Baptism of snow for the Olympic Games

On 25 January 1924, the first Olympic Winter Games opened with great fanfare in the French resort of Chamonix at the foot of the imposing Mont Blanc, the highest peak in the Alps. Over 12 days, 258 athletes strove to outdo each other in speed and mastery on the snow and ice. From Chamonix 1924 to Turin 2006: 82 years and 20 editions of the Winter Games. Let’s take a look at how the cold season’s Olympic competitions got started.
Consecration for winter sports
In June 1921, the International Olympic Committee (IOC), meeting in Lausanne for its 20th Session, granted its patronage to the Winter Sports Week planned in Chamonix in 1924. This event would subsequently be renamed the “first Olympic Winter Games”. It showed the IOC’s desire to respond to the growth in winter sports, which were organised internationally by federations such as the International Skating Union (1892) or the International Ice Hockey League (1908). But did you know that, before Chamonix, figure skating and ice hockey had already made a first appearance at the Games, in 1908 in London for the former, and in Antwerp in 1920 for the latter?
In 1924, Paris hosted the Summer Games: Winter and Summer Games would then be held the same year until 1992 (Albertville and Barcelona).
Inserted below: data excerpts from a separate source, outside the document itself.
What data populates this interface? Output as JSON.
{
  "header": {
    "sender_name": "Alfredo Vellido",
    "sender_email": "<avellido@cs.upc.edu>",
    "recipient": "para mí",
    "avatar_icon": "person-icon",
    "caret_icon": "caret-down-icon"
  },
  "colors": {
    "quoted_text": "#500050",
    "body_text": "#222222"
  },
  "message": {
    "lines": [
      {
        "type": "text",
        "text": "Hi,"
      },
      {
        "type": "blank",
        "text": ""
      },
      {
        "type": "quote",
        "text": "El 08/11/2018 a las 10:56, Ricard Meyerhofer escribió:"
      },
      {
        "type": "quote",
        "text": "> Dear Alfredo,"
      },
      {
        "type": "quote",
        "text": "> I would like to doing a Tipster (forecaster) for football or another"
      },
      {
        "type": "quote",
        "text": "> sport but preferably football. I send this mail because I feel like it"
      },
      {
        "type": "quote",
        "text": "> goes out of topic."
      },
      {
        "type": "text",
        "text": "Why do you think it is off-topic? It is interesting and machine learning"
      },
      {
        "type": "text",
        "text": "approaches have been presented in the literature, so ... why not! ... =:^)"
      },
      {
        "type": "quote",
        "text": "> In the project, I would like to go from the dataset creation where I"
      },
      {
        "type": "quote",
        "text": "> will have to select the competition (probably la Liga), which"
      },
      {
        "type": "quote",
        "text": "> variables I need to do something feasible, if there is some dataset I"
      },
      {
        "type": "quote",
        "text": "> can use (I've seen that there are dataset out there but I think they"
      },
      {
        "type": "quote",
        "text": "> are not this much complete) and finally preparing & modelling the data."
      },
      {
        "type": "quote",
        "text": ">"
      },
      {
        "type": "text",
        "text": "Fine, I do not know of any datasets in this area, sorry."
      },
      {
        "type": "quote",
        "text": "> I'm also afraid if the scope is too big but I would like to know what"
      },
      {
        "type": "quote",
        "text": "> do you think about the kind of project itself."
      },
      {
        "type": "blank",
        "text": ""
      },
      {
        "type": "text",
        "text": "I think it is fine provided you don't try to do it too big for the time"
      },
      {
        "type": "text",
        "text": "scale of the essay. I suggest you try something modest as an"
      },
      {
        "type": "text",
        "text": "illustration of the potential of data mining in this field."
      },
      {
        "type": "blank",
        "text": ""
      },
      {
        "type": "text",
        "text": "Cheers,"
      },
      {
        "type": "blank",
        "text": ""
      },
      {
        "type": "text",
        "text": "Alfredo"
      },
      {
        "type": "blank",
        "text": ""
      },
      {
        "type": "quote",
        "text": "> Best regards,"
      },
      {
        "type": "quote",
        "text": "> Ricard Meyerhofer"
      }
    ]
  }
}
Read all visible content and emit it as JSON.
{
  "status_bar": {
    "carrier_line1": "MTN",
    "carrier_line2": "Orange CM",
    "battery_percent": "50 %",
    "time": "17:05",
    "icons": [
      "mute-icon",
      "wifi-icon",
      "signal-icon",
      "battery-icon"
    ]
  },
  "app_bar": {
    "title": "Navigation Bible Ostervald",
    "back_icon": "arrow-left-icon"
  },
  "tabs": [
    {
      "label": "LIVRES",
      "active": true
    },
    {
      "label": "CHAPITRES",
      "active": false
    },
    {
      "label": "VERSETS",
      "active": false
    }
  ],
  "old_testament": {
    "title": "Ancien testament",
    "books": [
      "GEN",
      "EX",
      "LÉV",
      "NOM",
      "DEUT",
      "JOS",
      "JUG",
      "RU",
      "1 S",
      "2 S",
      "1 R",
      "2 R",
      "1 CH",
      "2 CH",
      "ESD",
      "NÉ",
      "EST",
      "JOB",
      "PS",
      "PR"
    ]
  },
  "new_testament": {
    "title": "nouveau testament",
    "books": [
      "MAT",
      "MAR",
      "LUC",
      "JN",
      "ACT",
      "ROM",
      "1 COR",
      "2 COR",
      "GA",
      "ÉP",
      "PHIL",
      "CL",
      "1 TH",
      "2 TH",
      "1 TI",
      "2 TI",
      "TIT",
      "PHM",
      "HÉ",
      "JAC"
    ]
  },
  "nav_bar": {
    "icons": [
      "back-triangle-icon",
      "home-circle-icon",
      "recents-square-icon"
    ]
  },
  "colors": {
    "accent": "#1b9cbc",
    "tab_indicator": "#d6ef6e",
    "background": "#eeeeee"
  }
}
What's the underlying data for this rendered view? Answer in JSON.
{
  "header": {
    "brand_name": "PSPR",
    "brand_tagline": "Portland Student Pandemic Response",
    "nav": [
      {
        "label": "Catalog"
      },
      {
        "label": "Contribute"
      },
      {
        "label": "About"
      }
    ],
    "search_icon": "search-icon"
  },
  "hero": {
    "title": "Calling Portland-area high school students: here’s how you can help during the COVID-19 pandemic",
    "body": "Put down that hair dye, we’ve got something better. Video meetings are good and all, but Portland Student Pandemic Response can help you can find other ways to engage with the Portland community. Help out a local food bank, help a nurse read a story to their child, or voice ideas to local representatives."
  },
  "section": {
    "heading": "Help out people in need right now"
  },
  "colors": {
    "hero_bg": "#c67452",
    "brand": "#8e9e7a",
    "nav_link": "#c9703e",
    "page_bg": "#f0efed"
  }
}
Since then, a two-year interval has separated them. The Summer Games and Winter Games continue to be held every four years.
A programme which has followed trends
The programme for the Games in Chamonix featured six sports divided into 16 events - biathlon, bobsleigh, curling, ice hockey, skating and skiing, compared with seven sports – luge being the seventh - and 84 events in Turin, in 2006. This increase in events, matching the development of winter sports, is explained by the arrival of new disciplines such as Alpine skiing in Garmisch-Partenkirchen, in 1936. The latest addition to the programme is ski cross, for the 2010 Games in Vancouver

Ever-greater participation
From their first edition in Chamonix in 1924 to their 20th in Turin in 2006, the Winter Games have grown increasingly universal. Delegations from just 16 countries from Europe and North America were present in Chamonix, while the Piedmont capital welcomed 80 teams from all the continents! Athletes from Asia made their first appearance at the Olympic winter celebrations in 1928 in St Moritz; from Oceania in 1936 in Garmisch-Partenkirchen; and from Africa at the 1960 edition in Squaw Valley. 

The first Olympic winter champions
The sports equipment and techniques used by the athletes in Chamonix have today been relegated to the status of antiques, but those athletes' achievements have gone down in the history of the Games. The first Olympic male and female winter champions were both skaters: America’s Charles Jewtraw and Austria’s Herma Szabo-Plank. Other times, other performances: five time medallist in Chamonix, in the open air, Finn Clas Thunberg won the 1,500m speed skating in 2:20.80. In Turin, in the shelter of the Lingotto Oval and on “clap skates”, the winner of the same event, Italy’s Enrico Fabris, crossed the finish line in 1:45.97. 

Winter sports get their Olympic Games
At the Closing Ceremony of the Games in 1924, Pierre de Coubertin, the founder of the modern Olympic Games, expressed his satisfaction at seeing winter sports in Chamonix “take their place among Olympic events once and for all”.